As to Count I, the court noted that plaintiff's due process claim arising from his suspension was contingent upon his having a property right in continued employment and held that plaintiff had such a right under Smith v. Eaton, 910 F.2d 1469, 1471 n. 4 (7th Cir.1990), certiorari denied, --- U.S. ----, 111 S.Ct. 1587, 113 L.Ed.2d 651 (1991). We decline defendants' invitation to overrule this recent decision.
Plaintiff's principal due process argument was that Mayor McClarnon, a Board member, was prejudiced against him. However, there would have been no quorum if the mayor had not participated in the hearing.1 In rejecting plaintiff's argument that he was entitled to a neutral decisionmaker, Judge Barker held that with respect to his short-term suspension, a pre-deprivation proceeding before a neutral party is not required where, as here, the employee is given an opportunity to answer the charges. This was in accord with Arnett v. Kennedy, 416 U.S. 134, 155 n. 21, 163-164, 170 n. 5, 94 S.Ct. 1633, 1645 n. 21, 1648-1649, 1652 n. 5, 40 L.Ed.2d 15 (1974), and Garraghty v. Jordan, 830 F.2d 1295, 1299-1302 (4th Cir.1987).
Here plaintiff's only defense was that the police chief's two orders were invalid because they were not properly promulgated, but the Board ruled that the orders were valid and applicable to all officers. In the circumstances, we adhere to Arnett and Garraghty and hold that plaintiff has not shown a due process violation.
As the district court observed:
While the government's interest in avoiding undue administrative burdens is not implicated in this case because a meeting of the Board was actually conducted, the government does have an interest in promptly and effectively disciplining employees. The government's interest in curtailing insubordination and enforcing orders is fundamental to the maintenance of public order and safety. Had the Mayor disqualified himself from hearing this matter, a quorum would not have existed, and Harrison's admitted acts of insubordination would have gone unpunished.
This court is persuaded by the logic of the Fourth Circuit's decision in Garraghty. The relatively slight deprivation resulting from a short-term suspension, considered in light of the demands emanating from the paramilitary nature of civilian police forces, and the slight risk of an erroneous deprivation (because of Harrison's admission of his violations), prompt the conclusion that no due process violation has occurred. Any other decision would threaten the ability of police departments to function properly, efficiently and effectively, the larger effect of which would pose a serious danger to the public safety. While the hearing may have been somewhat less than perfect, it satisfied due process requirements.
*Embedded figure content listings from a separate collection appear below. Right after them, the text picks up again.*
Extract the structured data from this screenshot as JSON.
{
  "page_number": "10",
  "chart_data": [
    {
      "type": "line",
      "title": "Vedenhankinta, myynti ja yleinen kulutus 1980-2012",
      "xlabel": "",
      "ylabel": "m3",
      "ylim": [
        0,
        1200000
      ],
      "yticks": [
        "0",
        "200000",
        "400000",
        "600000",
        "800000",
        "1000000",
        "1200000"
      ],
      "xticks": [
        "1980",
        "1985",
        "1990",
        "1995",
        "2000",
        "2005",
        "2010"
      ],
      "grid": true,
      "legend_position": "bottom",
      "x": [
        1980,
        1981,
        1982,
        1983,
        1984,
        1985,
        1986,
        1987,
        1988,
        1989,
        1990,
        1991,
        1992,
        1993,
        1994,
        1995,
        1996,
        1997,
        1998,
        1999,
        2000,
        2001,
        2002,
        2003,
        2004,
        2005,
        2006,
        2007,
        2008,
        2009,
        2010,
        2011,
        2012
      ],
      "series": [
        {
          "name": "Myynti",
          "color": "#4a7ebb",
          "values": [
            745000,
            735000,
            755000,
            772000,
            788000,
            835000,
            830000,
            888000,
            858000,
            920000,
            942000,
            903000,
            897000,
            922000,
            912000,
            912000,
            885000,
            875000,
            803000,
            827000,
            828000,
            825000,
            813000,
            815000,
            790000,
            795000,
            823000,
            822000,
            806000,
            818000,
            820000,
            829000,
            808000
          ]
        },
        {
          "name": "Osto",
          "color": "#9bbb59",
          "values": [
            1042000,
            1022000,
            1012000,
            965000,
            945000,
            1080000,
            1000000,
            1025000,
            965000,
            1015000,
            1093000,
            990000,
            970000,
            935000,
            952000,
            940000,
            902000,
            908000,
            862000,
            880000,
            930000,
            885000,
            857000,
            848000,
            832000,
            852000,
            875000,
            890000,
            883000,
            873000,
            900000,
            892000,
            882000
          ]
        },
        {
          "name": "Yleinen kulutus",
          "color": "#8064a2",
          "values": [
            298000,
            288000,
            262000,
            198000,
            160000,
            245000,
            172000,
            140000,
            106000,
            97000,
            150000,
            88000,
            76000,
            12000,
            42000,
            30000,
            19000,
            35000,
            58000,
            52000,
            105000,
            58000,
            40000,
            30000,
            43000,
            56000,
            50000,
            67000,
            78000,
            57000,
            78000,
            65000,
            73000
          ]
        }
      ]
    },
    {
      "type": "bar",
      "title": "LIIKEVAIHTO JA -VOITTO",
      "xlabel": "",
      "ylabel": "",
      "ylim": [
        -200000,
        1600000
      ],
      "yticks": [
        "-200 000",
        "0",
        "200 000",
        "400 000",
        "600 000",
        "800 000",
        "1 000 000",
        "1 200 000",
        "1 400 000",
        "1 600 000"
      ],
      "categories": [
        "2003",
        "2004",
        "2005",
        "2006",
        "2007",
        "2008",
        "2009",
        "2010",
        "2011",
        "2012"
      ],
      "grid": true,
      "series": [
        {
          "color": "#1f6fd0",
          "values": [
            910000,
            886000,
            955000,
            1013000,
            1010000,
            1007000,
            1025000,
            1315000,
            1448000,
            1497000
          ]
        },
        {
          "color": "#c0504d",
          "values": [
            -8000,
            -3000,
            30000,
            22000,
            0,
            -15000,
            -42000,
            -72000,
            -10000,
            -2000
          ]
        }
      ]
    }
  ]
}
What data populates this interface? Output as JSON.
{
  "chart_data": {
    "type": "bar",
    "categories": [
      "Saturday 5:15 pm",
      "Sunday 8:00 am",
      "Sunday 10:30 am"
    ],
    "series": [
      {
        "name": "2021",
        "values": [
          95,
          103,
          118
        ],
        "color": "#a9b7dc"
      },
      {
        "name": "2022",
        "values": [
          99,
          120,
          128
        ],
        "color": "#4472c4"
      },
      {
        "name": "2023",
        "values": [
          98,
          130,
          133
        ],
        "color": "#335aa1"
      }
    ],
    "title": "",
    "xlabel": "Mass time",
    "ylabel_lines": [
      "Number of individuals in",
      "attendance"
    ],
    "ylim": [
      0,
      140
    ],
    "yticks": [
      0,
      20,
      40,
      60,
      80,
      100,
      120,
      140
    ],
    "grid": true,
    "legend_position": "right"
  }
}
Although plaintiff relies on Londoner v. Denver, 210 U.S. 373, 28 S.Ct. 708, 52 L.Ed. 1103 (1908), there the Board of Equalization adopted the assailed resolution without any hearing and adopted an ordinance without affording the affected landowners an opportunity to be heard. Here, of course, the Board of Public Works and Safety gave plaintiff notice of its hearing and permitted him to testify, so that Londoner offers no support. Similarly, Coniston Corporation v. Village of Hoffman Estates, 844 F.2d 461 (7th Cir.1988), does not assist this plaintiff because he received a hearing in an adjudicative setting as to his non-compliance with police department orders. There was no due process violation.
The judgment granting defendants' motion for summary judgment is affirmed.